MADISON, Wis.– Police Chief Shon Barnes’ recent budget proposal for neighborhood police officers, whether or not he intends it, has reignited the debate around having officers near Madison schools and dealing with students. But the group behind getting them out of schools in the first place says that’s a step in the wrong direction.

Chief Shon Barnes thinks four neighborhood police officers — one patrolling the neighborhood around East, West, Memorial and LaFollette high schools — would bring community policing activities to school zones.

“It’s best to have someone that’s not obligated to the other things that police officers may be called to,” the chief said, “so having the support for community members, having the support for neighborhoods, for businesses in and around the high schools and most importantly to have a dedicated resource to help solve issues, manage issues.”

The chief’s proposal doesn’t only focus on the schools.  A Madison police spokesperson says the officers would patrol entire neighborhoods around the schools, checking in with businesses and people who live in the area daily.

Barnes feels that, as a whole, has been lacking.

“This is not about the SRO program, everyone wants to make it about the SRO program, this is a neighborhood officer program,” he said.

But to Bianca Gomez, it’s just “The reinstatement of the SRO — which it is, right?”

“It’s an SRO program by another name it’s not the solution to concerns around young people,” she said.

Gomez works with Freedom Inc. in Madison. “Young people talked about how traumatizing it was to have police in schools.”

They were behind the push to have MMSD remove school resource officers in 2020.

RELATED: MMSD Board votes unanimously to end contract with MPD, remove police from schools

“You should not need a relationship with a police officer to avoid being criminalized that does not help keep young people safe and that does not protect our communities,” she said.

But Barnes points to other safety issues including increased school shootings nationwide. “Just because it may not be popular doesn’t mean it’s not the right thing to do.”

Safety outside schools was also a big concern last school year.
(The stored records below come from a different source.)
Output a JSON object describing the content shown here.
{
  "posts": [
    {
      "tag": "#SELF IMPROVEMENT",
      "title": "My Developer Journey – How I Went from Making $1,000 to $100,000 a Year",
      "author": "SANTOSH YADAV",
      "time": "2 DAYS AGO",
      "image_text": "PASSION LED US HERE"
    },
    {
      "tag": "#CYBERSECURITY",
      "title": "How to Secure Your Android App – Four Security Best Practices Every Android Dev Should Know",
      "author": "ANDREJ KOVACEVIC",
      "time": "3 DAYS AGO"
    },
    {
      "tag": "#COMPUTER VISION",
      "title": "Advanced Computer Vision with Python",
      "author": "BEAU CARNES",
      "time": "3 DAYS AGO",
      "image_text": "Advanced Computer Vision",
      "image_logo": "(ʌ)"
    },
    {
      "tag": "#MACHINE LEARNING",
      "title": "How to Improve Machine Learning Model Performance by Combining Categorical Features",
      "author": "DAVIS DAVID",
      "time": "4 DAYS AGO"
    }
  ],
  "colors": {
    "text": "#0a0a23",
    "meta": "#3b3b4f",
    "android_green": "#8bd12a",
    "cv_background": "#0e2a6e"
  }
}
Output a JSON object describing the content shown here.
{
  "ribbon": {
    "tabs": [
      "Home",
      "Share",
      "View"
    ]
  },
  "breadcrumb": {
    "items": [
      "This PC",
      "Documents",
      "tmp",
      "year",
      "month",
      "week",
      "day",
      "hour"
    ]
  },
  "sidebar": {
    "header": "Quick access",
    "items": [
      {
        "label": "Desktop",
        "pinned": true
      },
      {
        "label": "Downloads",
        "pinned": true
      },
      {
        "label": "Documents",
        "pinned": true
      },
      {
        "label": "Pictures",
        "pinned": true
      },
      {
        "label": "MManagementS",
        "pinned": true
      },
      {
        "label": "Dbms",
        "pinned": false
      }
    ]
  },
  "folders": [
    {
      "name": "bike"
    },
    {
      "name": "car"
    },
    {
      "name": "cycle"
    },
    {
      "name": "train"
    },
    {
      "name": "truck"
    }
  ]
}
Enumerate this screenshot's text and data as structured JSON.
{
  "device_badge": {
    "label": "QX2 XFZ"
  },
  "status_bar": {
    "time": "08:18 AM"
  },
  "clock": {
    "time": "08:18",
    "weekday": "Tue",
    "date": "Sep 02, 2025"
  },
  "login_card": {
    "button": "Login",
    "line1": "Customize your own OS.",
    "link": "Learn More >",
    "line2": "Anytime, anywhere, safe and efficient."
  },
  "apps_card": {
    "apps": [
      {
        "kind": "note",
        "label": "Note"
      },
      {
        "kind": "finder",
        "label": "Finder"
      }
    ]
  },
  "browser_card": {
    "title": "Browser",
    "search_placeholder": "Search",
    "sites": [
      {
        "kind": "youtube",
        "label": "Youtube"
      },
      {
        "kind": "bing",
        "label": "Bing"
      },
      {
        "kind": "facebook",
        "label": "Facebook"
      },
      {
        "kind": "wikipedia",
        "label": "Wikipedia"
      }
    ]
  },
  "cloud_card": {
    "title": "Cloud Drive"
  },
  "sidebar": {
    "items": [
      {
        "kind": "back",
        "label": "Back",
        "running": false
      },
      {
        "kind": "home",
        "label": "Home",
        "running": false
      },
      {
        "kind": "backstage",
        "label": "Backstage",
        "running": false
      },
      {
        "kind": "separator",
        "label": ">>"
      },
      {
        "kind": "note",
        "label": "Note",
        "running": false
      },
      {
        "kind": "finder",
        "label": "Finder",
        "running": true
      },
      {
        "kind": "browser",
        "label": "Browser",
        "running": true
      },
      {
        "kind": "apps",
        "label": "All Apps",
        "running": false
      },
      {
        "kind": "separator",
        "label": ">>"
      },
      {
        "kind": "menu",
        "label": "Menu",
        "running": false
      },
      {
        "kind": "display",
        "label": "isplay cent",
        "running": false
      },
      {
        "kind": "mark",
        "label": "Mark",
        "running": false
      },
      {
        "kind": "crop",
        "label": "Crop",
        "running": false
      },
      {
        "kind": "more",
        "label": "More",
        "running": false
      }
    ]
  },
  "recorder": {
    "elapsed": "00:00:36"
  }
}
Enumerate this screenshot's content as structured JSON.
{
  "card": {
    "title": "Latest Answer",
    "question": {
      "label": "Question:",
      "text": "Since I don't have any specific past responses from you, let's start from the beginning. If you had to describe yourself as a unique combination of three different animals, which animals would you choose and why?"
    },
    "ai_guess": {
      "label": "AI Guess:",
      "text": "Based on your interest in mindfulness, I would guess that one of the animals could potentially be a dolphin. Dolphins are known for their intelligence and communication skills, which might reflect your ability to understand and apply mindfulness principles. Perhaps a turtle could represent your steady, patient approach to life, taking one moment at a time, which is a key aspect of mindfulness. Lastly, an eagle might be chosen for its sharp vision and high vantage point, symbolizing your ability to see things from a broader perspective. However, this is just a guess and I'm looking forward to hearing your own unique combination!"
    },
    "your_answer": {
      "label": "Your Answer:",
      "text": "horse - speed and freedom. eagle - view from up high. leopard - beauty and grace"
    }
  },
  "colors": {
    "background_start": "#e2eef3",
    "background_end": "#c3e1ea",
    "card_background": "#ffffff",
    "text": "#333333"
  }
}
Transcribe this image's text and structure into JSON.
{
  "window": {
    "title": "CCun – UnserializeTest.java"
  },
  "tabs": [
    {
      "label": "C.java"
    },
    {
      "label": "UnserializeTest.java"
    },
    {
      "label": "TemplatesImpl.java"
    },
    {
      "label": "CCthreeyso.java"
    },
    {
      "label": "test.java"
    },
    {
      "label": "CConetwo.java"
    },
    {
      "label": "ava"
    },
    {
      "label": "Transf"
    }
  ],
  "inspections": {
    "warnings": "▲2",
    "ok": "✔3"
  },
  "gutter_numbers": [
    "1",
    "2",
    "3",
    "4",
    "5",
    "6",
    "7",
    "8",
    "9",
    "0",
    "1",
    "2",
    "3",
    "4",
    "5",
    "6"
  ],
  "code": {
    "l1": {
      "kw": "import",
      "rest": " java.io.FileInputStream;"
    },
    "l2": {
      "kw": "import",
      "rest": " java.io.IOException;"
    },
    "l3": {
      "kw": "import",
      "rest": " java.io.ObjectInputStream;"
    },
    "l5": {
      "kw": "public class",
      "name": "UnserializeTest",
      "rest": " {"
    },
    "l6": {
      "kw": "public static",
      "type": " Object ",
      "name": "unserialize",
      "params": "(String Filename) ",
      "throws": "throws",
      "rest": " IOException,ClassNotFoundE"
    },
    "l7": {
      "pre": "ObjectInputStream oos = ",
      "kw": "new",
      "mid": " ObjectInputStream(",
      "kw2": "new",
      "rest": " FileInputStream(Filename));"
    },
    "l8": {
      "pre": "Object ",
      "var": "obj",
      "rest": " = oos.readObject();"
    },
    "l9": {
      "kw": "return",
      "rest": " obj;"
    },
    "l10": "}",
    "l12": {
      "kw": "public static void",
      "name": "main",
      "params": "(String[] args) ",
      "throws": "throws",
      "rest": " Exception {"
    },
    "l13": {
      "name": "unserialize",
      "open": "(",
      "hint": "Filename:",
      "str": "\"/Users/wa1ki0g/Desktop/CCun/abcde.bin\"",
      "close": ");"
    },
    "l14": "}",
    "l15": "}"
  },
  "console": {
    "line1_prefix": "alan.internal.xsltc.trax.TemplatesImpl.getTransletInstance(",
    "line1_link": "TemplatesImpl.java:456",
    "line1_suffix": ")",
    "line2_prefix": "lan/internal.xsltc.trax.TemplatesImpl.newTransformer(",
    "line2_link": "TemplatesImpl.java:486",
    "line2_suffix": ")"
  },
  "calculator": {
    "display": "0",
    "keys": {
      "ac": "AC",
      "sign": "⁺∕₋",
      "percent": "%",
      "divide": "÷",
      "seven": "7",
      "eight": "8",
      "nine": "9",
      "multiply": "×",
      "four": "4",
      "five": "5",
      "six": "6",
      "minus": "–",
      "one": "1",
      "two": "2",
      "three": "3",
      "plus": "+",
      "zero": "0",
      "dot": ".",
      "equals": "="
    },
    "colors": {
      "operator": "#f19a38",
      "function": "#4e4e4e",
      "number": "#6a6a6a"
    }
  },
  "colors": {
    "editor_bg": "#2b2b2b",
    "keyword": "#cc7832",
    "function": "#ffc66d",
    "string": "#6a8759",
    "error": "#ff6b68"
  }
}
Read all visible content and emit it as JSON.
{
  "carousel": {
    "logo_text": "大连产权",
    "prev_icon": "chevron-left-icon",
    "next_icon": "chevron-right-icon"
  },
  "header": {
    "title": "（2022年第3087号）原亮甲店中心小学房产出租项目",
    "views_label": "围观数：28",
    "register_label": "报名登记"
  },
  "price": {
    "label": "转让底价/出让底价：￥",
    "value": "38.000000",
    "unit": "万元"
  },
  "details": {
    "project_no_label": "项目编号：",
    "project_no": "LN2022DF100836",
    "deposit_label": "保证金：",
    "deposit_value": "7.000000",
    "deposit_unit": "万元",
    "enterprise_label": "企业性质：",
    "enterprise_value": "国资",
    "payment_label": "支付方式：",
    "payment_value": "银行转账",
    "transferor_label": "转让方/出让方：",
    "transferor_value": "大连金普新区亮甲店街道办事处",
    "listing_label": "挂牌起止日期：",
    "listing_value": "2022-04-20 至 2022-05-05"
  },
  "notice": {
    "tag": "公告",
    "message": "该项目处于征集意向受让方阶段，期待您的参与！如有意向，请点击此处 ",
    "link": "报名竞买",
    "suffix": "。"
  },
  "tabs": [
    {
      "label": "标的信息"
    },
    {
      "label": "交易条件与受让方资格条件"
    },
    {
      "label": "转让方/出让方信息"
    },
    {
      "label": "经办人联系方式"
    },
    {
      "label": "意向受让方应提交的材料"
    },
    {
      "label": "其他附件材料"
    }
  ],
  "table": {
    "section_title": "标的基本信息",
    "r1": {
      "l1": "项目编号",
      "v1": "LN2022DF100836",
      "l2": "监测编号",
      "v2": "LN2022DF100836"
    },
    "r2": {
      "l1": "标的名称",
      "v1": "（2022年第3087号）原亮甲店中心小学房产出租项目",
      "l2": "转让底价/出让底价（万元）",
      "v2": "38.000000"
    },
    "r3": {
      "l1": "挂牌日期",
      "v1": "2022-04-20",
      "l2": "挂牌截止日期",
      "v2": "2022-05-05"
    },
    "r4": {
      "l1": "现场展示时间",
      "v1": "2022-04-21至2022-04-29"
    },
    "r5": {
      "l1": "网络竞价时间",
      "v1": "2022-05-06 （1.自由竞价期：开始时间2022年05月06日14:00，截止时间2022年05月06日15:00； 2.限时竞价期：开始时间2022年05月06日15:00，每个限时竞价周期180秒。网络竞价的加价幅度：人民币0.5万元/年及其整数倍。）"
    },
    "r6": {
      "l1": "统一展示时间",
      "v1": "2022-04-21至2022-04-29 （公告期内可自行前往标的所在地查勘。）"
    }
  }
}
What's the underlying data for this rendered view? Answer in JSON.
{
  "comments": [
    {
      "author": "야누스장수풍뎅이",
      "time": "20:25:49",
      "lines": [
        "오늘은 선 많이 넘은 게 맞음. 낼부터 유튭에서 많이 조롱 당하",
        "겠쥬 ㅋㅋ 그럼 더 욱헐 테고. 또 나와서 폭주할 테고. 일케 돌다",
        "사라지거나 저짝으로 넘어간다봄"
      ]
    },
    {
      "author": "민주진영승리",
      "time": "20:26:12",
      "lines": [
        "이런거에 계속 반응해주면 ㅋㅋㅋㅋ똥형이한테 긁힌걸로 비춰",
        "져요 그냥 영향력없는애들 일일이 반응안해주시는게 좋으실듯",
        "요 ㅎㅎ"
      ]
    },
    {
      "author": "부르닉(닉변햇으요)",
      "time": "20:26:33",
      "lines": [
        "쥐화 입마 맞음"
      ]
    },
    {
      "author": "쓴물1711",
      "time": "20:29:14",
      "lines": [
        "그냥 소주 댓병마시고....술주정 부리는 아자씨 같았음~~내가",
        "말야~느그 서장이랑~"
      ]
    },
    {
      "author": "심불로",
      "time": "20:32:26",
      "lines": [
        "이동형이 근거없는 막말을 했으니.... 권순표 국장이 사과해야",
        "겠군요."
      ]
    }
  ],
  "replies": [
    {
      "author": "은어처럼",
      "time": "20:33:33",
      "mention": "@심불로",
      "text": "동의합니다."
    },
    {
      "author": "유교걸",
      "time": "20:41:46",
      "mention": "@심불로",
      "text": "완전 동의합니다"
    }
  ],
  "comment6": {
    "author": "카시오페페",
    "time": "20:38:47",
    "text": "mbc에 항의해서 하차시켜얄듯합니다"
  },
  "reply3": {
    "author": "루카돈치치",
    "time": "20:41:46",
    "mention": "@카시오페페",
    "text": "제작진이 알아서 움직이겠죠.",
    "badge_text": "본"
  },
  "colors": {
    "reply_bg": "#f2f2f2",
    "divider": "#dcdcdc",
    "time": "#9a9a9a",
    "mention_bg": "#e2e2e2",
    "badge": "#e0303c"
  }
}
Back in 2021, there were numerous fights outside East High School in particular, which left both officers and students hurt.

RELATED: ‘The school needs help’: MMSD plans district-wide analysis to study uptick in violence following fights at East High School

“There’s probably not a week that has gone by that someone doesn’t talk to me, call me in a coffee shop, that are worried about ‘hey what’s our plan for school safety,’ ‘what’s our plan for the neighborhoods’,” Barnes said.

“I would say, what makes you feel safe?” Gomez said.

According to Gomez and Freedom Inc., more investment in youth engagement, housing, food distribution and more is the key to safety. “We’ve seen a divestment of those things in our community while the police budget continues to increase.”

“When we talk to our young people in this community, when we talk to our parents in this community, when we talk to business owners in this community, they often outline that other community helps them feel safe'” Gomez said.

MMSD released a statement to News 3 Now on the proposal that reads:

“MMSD continues to prioritize the safety and security of our schools, and values our collaboration with the City of Madison Police Department (MPD). During the 2021-22 school year, the majority of student involved altercations on our campuses originated from conflicts starting in the community and later continuing when back on school property. We know how intervention can provide the best outcomes for all students, and we support efforts by MPD, and other community partners, to ensure safety and security continues for our students when not on school grounds.”